PLANET OF THE APES
(director: Franklin J. Schaffner; screenwriters: from the book Monkey Planet by Pierre Boulle/Rod Serling/Michael Wilson; cinematographer: Leon Shamroy; editor: Hugh S. Fowler; music: Jerry Goldsmith; cast: Charlton Heston (Taylor), Roddy McDowall (Cornelius), Kim Hunter (Zira), Maurice Evans (Dr. Zaius), James Whitmore (President of the Assembly), James Daly (Honorius), Linda Harrison (Nova), Robert Gunner (Landon), Jeff Burton (Dodge); Runtime: 112; MPAA Rating: G; producers: Mort Abrahams/Arthur P. Jacobs; 20th Century Fox; 1968)
“If you need to see any of the Apes’ films, this is the one to take in.”
Reviewed by Dennis Schwartz
The first in the successfully camp sci-fi series that led to four sequels and two television series, Planet of the Apes (1968), is taken from the satirical book Monkey Planet by Pierre Boulle and written for the screen by Rod Serling (creator of The Twilight Zone series on television) and Michael Wilson (blacklisted during the McCarthy reign of terror). It is directed by Franklin J. Schaffner (“Patton”/”Papillon”) with both touches of wit and dumbness as it reflects on the theory of evolution in an unorthodox way. It rails against those who blindly believe in the Bible, playing games with faith versus science arguments as it manages to deliver some strong sermons against prejudice and intolerance. The beautiful settings come by courtesy of the National Parks of Utah and Arizona.

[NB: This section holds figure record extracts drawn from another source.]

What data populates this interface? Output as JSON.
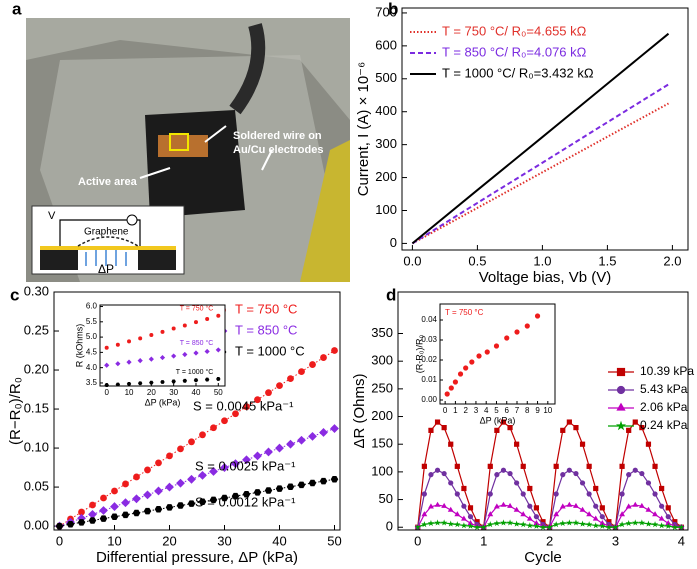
{
  "photo": {
    "panel_label": "a",
    "annotations": [
      "Soldered wire on",
      "Au/Cu electrodes",
      "Active area"
    ],
    "schematic": {
      "voltage": "V",
      "material": "Graphene",
      "pressure": "ΔP"
    }
  },
  "chart_data": [
    {
      "type": "line",
      "panel_label": "b",
      "xlabel": "Voltage bias, Vb (V)",
      "ylabel": "Current, I (A) × 10⁻⁶",
      "x": [
        0,
        0.5,
        1.0,
        1.5,
        1.97
      ],
      "series": [
        {
          "name": "T = 750 °C/ R₀=4.655 kΩ",
          "color": "#e0302a",
          "dash": "dotted",
          "values": [
            0,
            108,
            216,
            324,
            425
          ]
        },
        {
          "name": "T = 850 °C/ R₀=4.076 kΩ",
          "color": "#7b2be0",
          "dash": "dashed",
          "values": [
            0,
            123,
            245,
            368,
            483
          ]
        },
        {
          "name": "T = 1000 °C/ R₀=3.432 kΩ",
          "color": "#000000",
          "dash": "solid",
          "values": [
            0,
            162,
            323,
            485,
            637
          ]
        }
      ],
      "xlim": [
        -0.08,
        2.12
      ],
      "ylim": [
        -20,
        715
      ],
      "xticks": [
        {
          "value": 0,
          "label": "0.0"
        },
        {
          "value": 0.5,
          "label": "0.5"
        },
        {
          "value": 1,
          "label": "1.0"
        },
        {
          "value": 1.5,
          "label": "1.5"
        },
        {
          "value": 2,
          "label": "2.0"
        }
      ],
      "yticks": [
        0,
        100,
        200,
        300,
        400,
        500,
        600,
        700
      ],
      "legend": "top-left",
      "legend_text_colored": true
    },
    {
      "type": "scatter",
      "panel_label": "c",
      "xlabel": "Differential pressure, ΔP (kPa)",
      "ylabel": "(R−R₀)/R₀",
      "x": [
        0,
        2,
        4,
        6,
        8,
        10,
        12,
        14,
        16,
        18,
        20,
        22,
        24,
        26,
        28,
        30,
        32,
        34,
        36,
        38,
        40,
        42,
        44,
        46,
        48,
        50
      ],
      "series": [
        {
          "name": "T = 750 °C",
          "color": "#ee1c1c",
          "marker": "circle",
          "values": [
            0,
            0.009,
            0.018,
            0.027,
            0.036,
            0.045,
            0.054,
            0.063,
            0.072,
            0.081,
            0.09,
            0.099,
            0.108,
            0.117,
            0.126,
            0.135,
            0.144,
            0.153,
            0.162,
            0.171,
            0.18,
            0.189,
            0.198,
            0.207,
            0.216,
            0.225
          ]
        },
        {
          "name": "T = 850 °C",
          "color": "#8a2be2",
          "marker": "diamond",
          "values": [
            0,
            0.005,
            0.01,
            0.015,
            0.02,
            0.025,
            0.03,
            0.035,
            0.04,
            0.045,
            0.05,
            0.055,
            0.06,
            0.065,
            0.07,
            0.075,
            0.08,
            0.085,
            0.09,
            0.095,
            0.1,
            0.105,
            0.11,
            0.115,
            0.12,
            0.125
          ]
        },
        {
          "name": "T = 1000 °C",
          "color": "#000000",
          "marker": "hexagon",
          "values": [
            0,
            0.0024,
            0.0048,
            0.0072,
            0.0096,
            0.012,
            0.0144,
            0.0168,
            0.0192,
            0.0216,
            0.024,
            0.0264,
            0.0288,
            0.0312,
            0.0336,
            0.036,
            0.0384,
            0.0408,
            0.0432,
            0.0456,
            0.048,
            0.0504,
            0.0528,
            0.0552,
            0.0576,
            0.06
          ]
        }
      ],
      "annotations": [
        "S = 0.0045 kPa⁻¹",
        "S = 0.0025 kPa⁻¹",
        "S = 0.0012 kPa⁻¹"
      ],
      "fit_lines": true,
      "xlim": [
        -1,
        51
      ],
      "ylim": [
        -0.005,
        0.3
      ],
      "xticks": [
        0,
        10,
        20,
        30,
        40,
        50
      ],
      "yticks": [
        {
          "value": 0,
          "label": "0.00"
        },
        {
          "value": 0.05,
          "label": "0.05"
        },
        {
          "value": 0.1,
          "label": "0.10"
        },
        {
          "value": 0.15,
          "label": "0.15"
        },
        {
          "value": 0.2,
          "label": "0.20"
        },
        {
          "value": 0.25,
          "label": "0.25"
        },
        {
          "value": 0.3,
          "label": "0.30"
        }
      ],
      "legend": "top-right",
      "legend_text_colored": true
    },
    {
      "type": "scatter",
      "xlabel": "ΔP (kPa)",
      "ylabel": "R (kOhms)",
      "x": [
        0,
        5,
        10,
        15,
        20,
        25,
        30,
        35,
        40,
        45,
        50
      ],
      "series": [
        {
          "name": "T = 750 °C",
          "color": "#ee1c1c",
          "marker": "circle",
          "values": [
            4.65,
            4.75,
            4.86,
            4.96,
            5.07,
            5.17,
            5.28,
            5.38,
            5.49,
            5.59,
            5.7
          ]
        },
        {
          "name": "T = 850 °C",
          "color": "#8a2be2",
          "marker": "diamond",
          "values": [
            4.08,
            4.13,
            4.18,
            4.23,
            4.28,
            4.33,
            4.38,
            4.43,
            4.48,
            4.53,
            4.58
          ]
        },
        {
          "name": "T = 1000 °C",
          "color": "#000000",
          "marker": "hexagon",
          "values": [
            3.43,
            3.45,
            3.47,
            3.49,
            3.51,
            3.53,
            3.55,
            3.57,
            3.59,
            3.61,
            3.63
          ]
        }
      ],
      "xlim": [
        -3,
        53
      ],
      "ylim": [
        3.4,
        6.05
      ],
      "xticks": [
        0,
        10,
        20,
        30,
        40,
        50
      ],
      "yticks": [
        3.5,
        {
          "value": 4,
          "label": "4.0"
        },
        4.5,
        {
          "value": 5,
          "label": "5.0"
        },
        5.5,
        {
          "value": 6,
          "label": "6.0"
        }
      ],
      "legend": "inline",
      "legend_text_colored": true
    },
    {
      "type": "line",
      "panel_label": "d",
      "xlabel": "Cycle",
      "ylabel": "ΔR (Ohms)",
      "x": [
        0,
        0.1,
        0.2,
        0.3,
        0.4,
        0.5,
        0.6,
        0.7,
        0.8,
        0.9,
        1.0,
        1.1,
        1.2,
        1.3,
        1.4,
        1.5,
        1.6,
        1.7,
        1.8,
        1.9,
        2.0,
        2.1,
        2.2,
        2.3,
        2.4,
        2.5,
        2.6,
        2.7,
        2.8,
        2.9,
        3.0,
        3.1,
        3.2,
        3.3,
        3.4,
        3.5,
        3.6,
        3.7,
        3.8,
        3.9,
        4.0
      ],
      "series": [
        {
          "name": "10.39 kPa",
          "color": "#c00000",
          "marker": "square",
          "dash": "solid",
          "values": [
            0,
            110,
            175,
            190,
            180,
            150,
            110,
            70,
            35,
            10,
            0,
            110,
            175,
            190,
            180,
            150,
            110,
            70,
            35,
            10,
            0,
            110,
            175,
            190,
            180,
            150,
            110,
            70,
            35,
            10,
            0,
            110,
            175,
            190,
            180,
            150,
            110,
            70,
            35,
            10,
            0
          ]
        },
        {
          "name": "5.43 kPa",
          "color": "#7030a0",
          "marker": "circle",
          "dash": "solid",
          "values": [
            0,
            60,
            95,
            103,
            97,
            80,
            60,
            38,
            19,
            5,
            0,
            60,
            95,
            103,
            97,
            80,
            60,
            38,
            19,
            5,
            0,
            60,
            95,
            103,
            97,
            80,
            60,
            38,
            19,
            5,
            0,
            60,
            95,
            103,
            97,
            80,
            60,
            38,
            19,
            5,
            0
          ]
        },
        {
          "name": "2.06 kPa",
          "color": "#c000c0",
          "marker": "triangle",
          "dash": "solid",
          "values": [
            0,
            23,
            37,
            40,
            38,
            31,
            23,
            15,
            7,
            2,
            0,
            23,
            37,
            40,
            38,
            31,
            23,
            15,
            7,
            2,
            0,
            23,
            37,
            40,
            38,
            31,
            23,
            15,
            7,
            2,
            0,
            23,
            37,
            40,
            38,
            31,
            23,
            15,
            7,
            2,
            0
          ]
        },
        {
          "name": "0.24 kPa",
          "color": "#00a000",
          "marker": "star",
          "dash": "solid",
          "values": [
            0,
            5,
            7,
            8,
            8,
            6,
            5,
            3,
            2,
            0,
            0,
            5,
            7,
            8,
            8,
            6,
            5,
            3,
            2,
            0,
            0,
            5,
            7,
            8,
            8,
            6,
            5,
            3,
            2,
            0,
            0,
            5,
            7,
            8,
            8,
            6,
            5,
            3,
            2,
            0,
            0
          ]
        }
      ],
      "xlim": [
        -0.3,
        4.1
      ],
      "ylim": [
        -5,
        425
      ],
      "xticks": [
        0,
        1,
        2,
        3,
        4
      ],
      "yticks": [
        0,
        50,
        100,
        150,
        200,
        250,
        300,
        350
      ],
      "legend": "right",
      "legend_text_colored": false
    },
    {
      "type": "scatter",
      "xlabel": "ΔP (kPa)",
      "ylabel": "(R-R₀)/R₀",
      "x": [
        0.2,
        0.6,
        1.0,
        1.5,
        2.0,
        2.6,
        3.3,
        4.1,
        5.0,
        6.0,
        7.0,
        8.0,
        9.0
      ],
      "series": [
        {
          "name": "T = 750 °C",
          "color": "#ee1c1c",
          "marker": "circle",
          "values": [
            0.003,
            0.006,
            0.009,
            0.013,
            0.016,
            0.019,
            0.022,
            0.024,
            0.027,
            0.031,
            0.034,
            0.037,
            0.042
          ]
        }
      ],
      "xlim": [
        -0.5,
        10.7
      ],
      "ylim": [
        -0.002,
        0.048
      ],
      "xticks": [
        0,
        1,
        2,
        3,
        4,
        5,
        6,
        7,
        8,
        9,
        10
      ],
      "yticks": [
        {
          "value": 0,
          "label": "0.00"
        },
        {
          "value": 0.01,
          "label": "0.01"
        },
        {
          "value": 0.02,
          "label": "0.02"
        },
        {
          "value": 0.03,
          "label": "0.03"
        },
        {
          "value": 0.04,
          "label": "0.04"
        }
      ],
      "legend": "top-left",
      "legend_text_colored": true
    }
  ]
}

The film opens as an American exploratory spaceship on a long space mission crash-lands on a distant planet some 2,000 years in the future and three astronauts come out of their deep hibernation to survive without significantly aging as they get caught in a time warp. The survivors Landon (Robert Gunner) and Dodge (Jeff Burton) are led by Colonel George Taylor (Charlton Heston), a sarcastic misanthrope who is happy to escape the human race and its steady diet of violence. He finds that the apes rule the planet and are the highest form of life, as their brand of civilization though without modern technology nevertheless is similar to the ones that humans have created–including the negatives of segregation whereby stereotypes are used to fill positions (an obvious racial reference to America’s difficulties with such matters). The ape rulers can talk, think, and reason as they hold court over a multilayered civilization. As a reverse from life on earth, the humans are not highly evolved and are still at a primitive animal stage of development, needing to be caged.
The ape characters take over the story as we meet their leader Dr. Zaius (Maurice Evans), who is shocked when he finds Heston can intelligently talk and orders him sentenced to death because it goes against his beliefs and teachings that humans can act civilized. But Heston finds support with the sympathetic behavioral scientist Dr. Zira (Kim Hunter) and her fiancé, an archaeologist named Cornelius (Roddy McDowall). Heston’s first words after recovering from a throat injury incurred when he was shot when he tried to escape, are directed at Dr. Zira: “Get your stinkin’ paws off me, you damn dirty ape!” The scientists theorize that apes evolved from humans, and they think by studying Heston they may find the missing link. Accused of being heretics by their narrow-minded leader they risk death by continuing with their experiments to establish true knowledge, something that has been denied the general ape population in the name of law and order. Meanwhile Heston suffers the humiliation of being observed and studied in the lab by the apes. You can see where we are going here, as the human theories on earth are parodied and everything is topsy-turvy.
If you need to see any of the Apes’ films, this is the one to take in. It’s a grimly drawn post-apocalyptic fable with an overripe social commentary that lacks subtlety or nuance, but somehow needs to be said (though I wished it were said in a less ham-fisted way). But the acting is superb, the scenery is stunning, the ape makeup brilliant (John Chambers won an honorary Oscar for his inventive makeup), the sci-fi story itself is thought-provoking, and the startling ending of a rediscovered civilization is truly frightening. It is only the special effects that don’t make it because they are so cheesy. Some of the ideas explored might make you think again about your own life values and the dangers of nuclear weapons.